5 December 2014 - 31 January 2015
"I warn you to travel in the middle course, Icarus, if too low
the waves may weigh down your wings, if you fly too high the fires will scorch
your wings. Stay between both.” Ovid, Metamorphoses
The exhibition Wax, Flax and Feathers brings together the Danish artists Sif Itona Westerberg, Morten Stræde and David Stjernholm. The works bring forth different aspects of our human interference with nature’s rhythms and systems, and how our modern industrial and technological ventures have affected our mental horizons and the way we relate to the world around us. The artists each look at how humanity, through the technologies it has developed, continually reaches beyond itself and shapes new relationships, which can promise improvements to nature, yet also threaten to destroy the very basis of our existence.
The benefits of modern industrial inventions and technological advancement have been manifested in our improved living standards, mobility and a growing global wealth. Recent generations, such the ‘no future generation’, under the influence of the nuclear arms race and the economic depression of the 80s, may have had a tendency to view technological development negatively. The current generation, however, whilst growing increasingly aware of the challenges that face humanity, see technology both as one of the sources of our predicament, and a source of solutions to those same problems. There is rising concern as the challenges of the changing climate and the peaks and troughs of the economic cycle resurface. The balance between hope and dystopia seems to characterize our current thinking as weather and environmental phenomena become more tangibly apparent, but at the same time the sheer scale of the problem muddies the overall perspective, as does the challenge of trying to see through the various political interests.

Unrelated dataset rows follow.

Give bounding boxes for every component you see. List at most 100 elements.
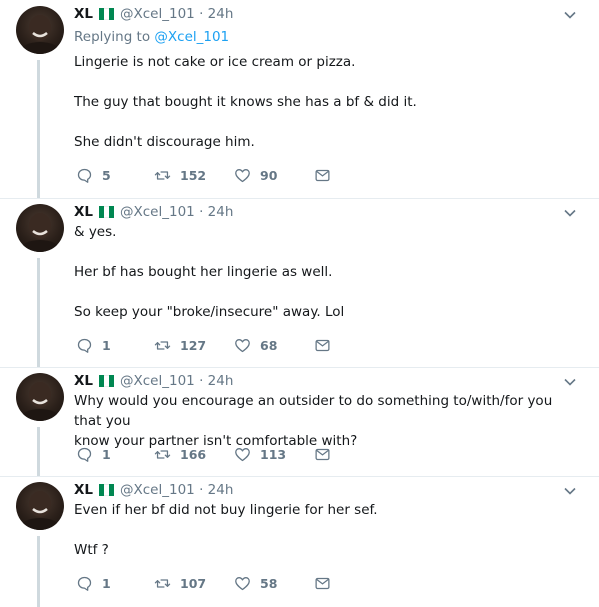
nigeria-flag-icon <box>99 206 115 218</box>
tweet-header: XL @Xcel_101 · 24h <box>74 371 233 391</box>
retweet-button[interactable]: 107 <box>154 575 234 592</box>
nigeria-flag-icon <box>99 375 115 387</box>
tweet-text-line: The guy that bought it knows she has a b… <box>74 94 417 110</box>
tweet-text: Lingerie is not cake or ice cream or piz… <box>74 52 579 152</box>
retweet-button[interactable]: 152 <box>154 167 234 184</box>
timestamp[interactable]: · 24h <box>195 6 233 22</box>
like-button[interactable]: 58 <box>234 575 314 592</box>
tweet-actions: 1 166 113 <box>76 444 340 464</box>
username-handle[interactable]: @Xcel_101 <box>120 204 195 220</box>
chevron-down-icon[interactable] <box>563 206 577 220</box>
tweet-text-line: Wtf ? <box>74 542 109 558</box>
direct-message-button[interactable] <box>314 575 340 592</box>
reply-count: 1 <box>102 575 111 591</box>
tweet-actions: 1 107 58 <box>76 573 340 593</box>
envelope-icon <box>315 448 330 460</box>
reply-icon <box>77 447 92 462</box>
like-button[interactable]: 90 <box>234 167 314 184</box>
tweet-text-line: & yes. <box>74 224 117 240</box>
retweet-count: 152 <box>180 167 207 183</box>
tweet-text-line: So keep your "broke/insecure" away. Lol <box>74 304 345 320</box>
avatar[interactable] <box>16 482 64 530</box>
username-handle[interactable]: @Xcel_101 <box>120 373 195 389</box>
nigeria-flag-icon <box>99 484 115 496</box>
like-count: 58 <box>260 575 278 591</box>
display-name[interactable]: XL <box>74 482 93 498</box>
retweet-count: 127 <box>180 337 207 353</box>
tweet-text: Even if her bf did not buy lingerie for … <box>74 500 579 560</box>
like-button[interactable]: 68 <box>234 337 314 354</box>
retweet-icon <box>154 340 171 350</box>
direct-message-button[interactable] <box>314 167 340 184</box>
replying-to-handle-link[interactable]: @Xcel_101 <box>154 29 229 45</box>
retweet-count: 166 <box>180 446 207 462</box>
reply-count: 5 <box>102 167 111 183</box>
tweet-actions: 1 127 68 <box>76 335 340 355</box>
thread-connector-line <box>37 427 40 476</box>
tweet-text-line: Lingerie is not cake or ice cream or piz… <box>74 54 356 70</box>
retweet-icon <box>154 449 171 459</box>
retweet-button[interactable]: 127 <box>154 337 234 354</box>
chevron-down-icon[interactable] <box>563 375 577 389</box>
tweet[interactable]: XL @Xcel_101 · 24h & yes. Her bf has bou… <box>0 198 599 368</box>
username-handle[interactable]: @Xcel_101 <box>120 482 195 498</box>
reply-count: 1 <box>102 446 111 462</box>
reply-icon <box>77 338 92 353</box>
heart-icon <box>235 338 250 352</box>
nigeria-flag-icon <box>99 8 115 20</box>
display-name[interactable]: XL <box>74 373 93 389</box>
like-count: 68 <box>260 337 278 353</box>
timestamp[interactable]: · 24h <box>195 204 233 220</box>
tweet[interactable]: XL @Xcel_101 · 24h Why would you encoura… <box>0 367 599 477</box>
reply-button[interactable]: 1 <box>76 337 154 354</box>
tweet-text: Why would you encourage an outsider to d… <box>74 391 579 451</box>
tweet-text: & yes. Her bf has bought her lingerie as… <box>74 222 579 322</box>
envelope-icon <box>315 169 330 181</box>
heart-icon <box>235 447 250 461</box>
reply-button[interactable]: 5 <box>76 167 154 184</box>
avatar[interactable] <box>16 373 64 421</box>
envelope-icon <box>315 339 330 351</box>
retweet-icon <box>154 578 171 588</box>
username-handle[interactable]: @Xcel_101 <box>120 6 195 22</box>
retweet-button[interactable]: 166 <box>154 446 234 463</box>
retweet-icon <box>154 170 171 180</box>
display-name[interactable]: XL <box>74 204 93 220</box>
reply-icon <box>77 576 92 591</box>
replying-to: Replying to @Xcel_101 <box>74 29 229 45</box>
tweet[interactable]: XL @Xcel_101 · 24h Even if her bf did no… <box>0 476 599 607</box>
tweet-header: XL @Xcel_101 · 24h <box>74 202 233 222</box>
tweet-header: XL @Xcel_101 · 24h <box>74 480 233 500</box>
replying-to-label: Replying to <box>74 29 151 45</box>
tweet-thread: XL @Xcel_101 · 24h Replying to @Xcel_101… <box>0 0 599 607</box>
reply-button[interactable]: 1 <box>76 446 154 463</box>
like-button[interactable]: 113 <box>234 446 314 463</box>
tweet-text-line: She didn't discourage him. <box>74 134 255 150</box>
timestamp[interactable]: · 24h <box>195 373 233 389</box>
heart-icon <box>235 576 250 590</box>
envelope-icon <box>315 577 330 589</box>
chevron-down-icon[interactable] <box>563 8 577 22</box>
avatar[interactable] <box>16 204 64 252</box>
display-name[interactable]: XL <box>74 6 93 22</box>
thread-connector-line <box>37 536 40 607</box>
direct-message-button[interactable] <box>314 446 340 463</box>
thread-connector-line <box>37 258 40 367</box>
timestamp[interactable]: · 24h <box>195 482 233 498</box>
reply-button[interactable]: 1 <box>76 575 154 592</box>
thread-connector-line <box>37 60 40 198</box>
tweet-header: XL @Xcel_101 · 24h <box>74 4 233 24</box>
tweet[interactable]: XL @Xcel_101 · 24h Replying to @Xcel_101… <box>0 0 599 199</box>
avatar[interactable] <box>16 6 64 54</box>
heart-icon <box>235 168 250 182</box>
reply-icon <box>77 168 92 183</box>
tweet-actions: 5 152 90 <box>76 165 340 185</box>
tweet-text-line: Even if her bf did not buy lingerie for … <box>74 502 378 518</box>
reply-count: 1 <box>102 337 111 353</box>
retweet-count: 107 <box>180 575 207 591</box>
tweet-text-line: Her bf has bought her lingerie as well. <box>74 264 333 280</box>
direct-message-button[interactable] <box>314 337 340 354</box>
like-count: 113 <box>260 446 287 462</box>
chevron-down-icon[interactable] <box>563 484 577 498</box>
tweet-text-line: Why would you encourage an outsider to d… <box>74 393 553 429</box>
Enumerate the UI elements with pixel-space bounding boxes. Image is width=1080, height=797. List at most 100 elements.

Sif Itona Westerberg uses, in the piece Un-earth, a mode of vision which has emerged in the last few decades, namely the satellite photograph as ‘the big picture’, to quite literally change our perspective on an open cast mine: that which scars the landscape at eye level, and which we know plunders the earth, becomes a pattern that might remind us of a fossilized creature, buried for millennia under the sea bed. Accompanying this is a sculptural piece, Post-mine encrustation, which shows the product of oxidization as newly exposed minerals in abandoned mine areas react with the air; a natural phenomenon occurring as a result of human intervention. In her plaster cast relief Beep Beep, a mutated four-legged duckling is placed up against the Warner Brothers Road Runner. For Road Runner the deformation of the feet is the source of entertainment and a symbol of his continued survival through speed; for the duckling a scientific and ethical dilemma is implied in the use of modern technologies, of which we have yet to learn the full range of consequences.
David Stjernholm is similarly concerned with matter and time: in Greeting (-200.000.000/2014) natural processes have over a great length of time transubstantiated all the vegetable matter in a tree trunk into mineral, whilst preserving all the details of the living organism. Conversely, in his photographs of different types of fluorescent lights he freezes the pulsation of the light-giving electrical charge through the tubes, exposing the element of time. In the piece Seedless Grapes a graphic tool mimes the artificially produced, easily edible seedless grape, which pleases our indolence over and above reproduction.
Morten Stræde, in his circular reliefs 3rd Stone from the Sun I-III, examines the modern idea of reason and science as a demonstration of power through three different visions of human endeavour, whilst Inoculus III explores the central paradox between the original Stealth Bomber seen as an aesthetic object, and its death-bringing potential and premise. Stræde questions the degree to which we should allow science to dictate our behaviour and highlights humanity’s manoeuvering along the fine line between rationality and chaos.